Creciendo en un pueblo muy pequeño, mi primer involucramiento algo oficial con el clero y la estructura de la Iglesia fue cuando estaba en octavo grado y me pidieron ser organista parroquial en la Iglesia Santa María en Piqua, Ohio. Antes de los cambios del Concilio Vaticano II, comenzando cuando era estudiante de primer año de secundaria, tocaba en múltiples misas al día. Por lo general, tocaba el órgano para la misa de las 6:30 de la mañana y luego pasaba tiempo en la rectoría al lado de la iglesia antes de tocar en la misa de las 8 de la mañana de la escuela primaria, después de lo cual finalmente iba a mi clase. Como estaba allí cada mañana, nuestro párroco el Padre (más tarde Monseñor) Robert Von Kaenel eventualmente me mostró cómo procesar solicitudes de certificados de bautismo, lo cual hacía regularmente, estampando su firma e imprimiendo el sello de la parroquia.

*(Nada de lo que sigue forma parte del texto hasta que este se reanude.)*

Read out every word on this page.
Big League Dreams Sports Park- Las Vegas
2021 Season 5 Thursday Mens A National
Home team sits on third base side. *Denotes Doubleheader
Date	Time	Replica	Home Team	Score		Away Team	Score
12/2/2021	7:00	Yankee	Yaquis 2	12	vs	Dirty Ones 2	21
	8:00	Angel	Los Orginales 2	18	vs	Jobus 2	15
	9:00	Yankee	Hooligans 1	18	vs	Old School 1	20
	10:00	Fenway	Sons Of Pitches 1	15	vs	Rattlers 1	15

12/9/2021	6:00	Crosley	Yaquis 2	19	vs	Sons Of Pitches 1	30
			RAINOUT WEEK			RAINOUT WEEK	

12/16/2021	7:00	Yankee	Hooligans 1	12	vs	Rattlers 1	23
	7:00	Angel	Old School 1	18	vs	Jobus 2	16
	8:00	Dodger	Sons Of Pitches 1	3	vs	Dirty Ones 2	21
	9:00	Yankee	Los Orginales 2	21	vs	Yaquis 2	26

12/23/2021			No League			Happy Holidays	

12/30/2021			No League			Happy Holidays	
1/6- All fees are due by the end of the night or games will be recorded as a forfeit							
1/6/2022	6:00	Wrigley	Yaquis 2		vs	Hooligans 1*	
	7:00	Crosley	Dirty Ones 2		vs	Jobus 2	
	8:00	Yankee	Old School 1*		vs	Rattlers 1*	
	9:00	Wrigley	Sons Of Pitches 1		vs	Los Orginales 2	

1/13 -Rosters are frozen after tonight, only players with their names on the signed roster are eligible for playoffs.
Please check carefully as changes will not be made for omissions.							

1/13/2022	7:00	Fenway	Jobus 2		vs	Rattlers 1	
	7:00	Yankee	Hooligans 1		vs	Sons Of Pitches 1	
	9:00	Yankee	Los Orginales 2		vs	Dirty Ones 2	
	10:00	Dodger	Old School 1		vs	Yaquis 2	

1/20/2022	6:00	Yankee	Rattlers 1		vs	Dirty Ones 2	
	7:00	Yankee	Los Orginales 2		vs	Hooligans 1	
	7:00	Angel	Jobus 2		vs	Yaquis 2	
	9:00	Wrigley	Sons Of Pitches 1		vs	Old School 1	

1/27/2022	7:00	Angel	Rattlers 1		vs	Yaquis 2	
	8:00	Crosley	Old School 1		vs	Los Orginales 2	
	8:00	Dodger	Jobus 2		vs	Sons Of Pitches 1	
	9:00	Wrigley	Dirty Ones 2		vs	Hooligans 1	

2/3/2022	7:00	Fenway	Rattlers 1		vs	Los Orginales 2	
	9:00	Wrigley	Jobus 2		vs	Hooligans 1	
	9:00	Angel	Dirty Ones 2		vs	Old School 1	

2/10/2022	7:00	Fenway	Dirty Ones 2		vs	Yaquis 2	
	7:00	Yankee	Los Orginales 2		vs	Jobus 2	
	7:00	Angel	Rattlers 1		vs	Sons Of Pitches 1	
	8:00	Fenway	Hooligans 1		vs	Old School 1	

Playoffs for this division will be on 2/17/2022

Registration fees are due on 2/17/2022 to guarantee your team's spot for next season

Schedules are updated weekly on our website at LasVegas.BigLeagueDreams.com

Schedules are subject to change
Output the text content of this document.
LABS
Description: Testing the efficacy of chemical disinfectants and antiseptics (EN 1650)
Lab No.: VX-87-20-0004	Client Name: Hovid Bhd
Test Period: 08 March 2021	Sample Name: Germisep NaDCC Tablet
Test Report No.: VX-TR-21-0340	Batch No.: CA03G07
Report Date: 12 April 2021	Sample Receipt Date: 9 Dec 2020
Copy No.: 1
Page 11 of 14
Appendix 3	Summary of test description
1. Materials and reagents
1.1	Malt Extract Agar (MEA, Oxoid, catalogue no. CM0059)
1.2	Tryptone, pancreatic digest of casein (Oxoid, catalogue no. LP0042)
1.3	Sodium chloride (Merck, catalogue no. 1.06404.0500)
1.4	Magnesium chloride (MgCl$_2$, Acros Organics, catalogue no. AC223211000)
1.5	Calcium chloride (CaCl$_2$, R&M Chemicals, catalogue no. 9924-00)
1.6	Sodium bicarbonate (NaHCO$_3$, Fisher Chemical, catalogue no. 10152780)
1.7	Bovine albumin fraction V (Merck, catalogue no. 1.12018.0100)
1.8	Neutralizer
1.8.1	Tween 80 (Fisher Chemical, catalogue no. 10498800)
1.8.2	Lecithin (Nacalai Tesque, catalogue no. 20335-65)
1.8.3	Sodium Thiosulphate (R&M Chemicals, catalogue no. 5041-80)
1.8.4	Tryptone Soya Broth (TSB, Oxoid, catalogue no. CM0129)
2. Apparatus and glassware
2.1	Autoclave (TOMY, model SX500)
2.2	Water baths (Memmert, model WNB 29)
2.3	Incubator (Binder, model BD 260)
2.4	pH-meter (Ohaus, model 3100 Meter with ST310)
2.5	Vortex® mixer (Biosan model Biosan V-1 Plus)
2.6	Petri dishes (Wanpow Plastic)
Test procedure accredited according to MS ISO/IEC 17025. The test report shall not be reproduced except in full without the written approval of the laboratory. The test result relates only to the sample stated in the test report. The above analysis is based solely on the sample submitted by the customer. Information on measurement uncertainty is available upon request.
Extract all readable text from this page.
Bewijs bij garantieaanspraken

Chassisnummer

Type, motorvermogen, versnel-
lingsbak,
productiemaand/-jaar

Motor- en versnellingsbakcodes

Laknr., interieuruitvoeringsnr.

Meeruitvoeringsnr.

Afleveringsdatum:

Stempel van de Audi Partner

Antes de programar mis clases del último año, me dijeron que podría completar la escuela secundaria en tres años, en parte porque era una buena estudiante en una escuela secundaria pequeña sin clases de colocación avanzada. Tenía en mente que podría querer ser Hermana de la Misericordia. Pero luchaba por comportarme en las salas de estudio, así que mis asesores académicos me inscribieron en clases adicionales. Al final del penúltimo año, necesitaba un crédito en civismo para graduarme, lo cual podría hacer en un curso de verano. Mi asesor dijo que si todavía estaba seria acerca de ingresar al convento, podríamos ver si el Colegio Nuestra Señora de Cincinnati —donde las postulantes de las Hermanas de la Misericordia asistían a clases— me aceptaría con los créditos que tenía. Sabía que mi párroco, el «Padre Von», preferiría que yo siguiera siendo su organista de primera hora de la mañana, así que le escribí una carta, marqué en el sobre «certificado de bautismo» y la deposité en el buzón parroquial del que yo misma solía sacar ese tipo de solicitudes.
Después, cuando me enteré de que había sido aceptada por las Hermanas de la Misericordia, se lo conté a mi párroco, quien dijo: «Pero no puedes tener eso sin tu certi… ¡no lo hiciste!». Le expliqué lo que había hecho y, riéndose, dijo que advertiría a las Hermanas de la Misericordia sobre mí, aunque ellas ya me conocían por haber sido mis profesoras.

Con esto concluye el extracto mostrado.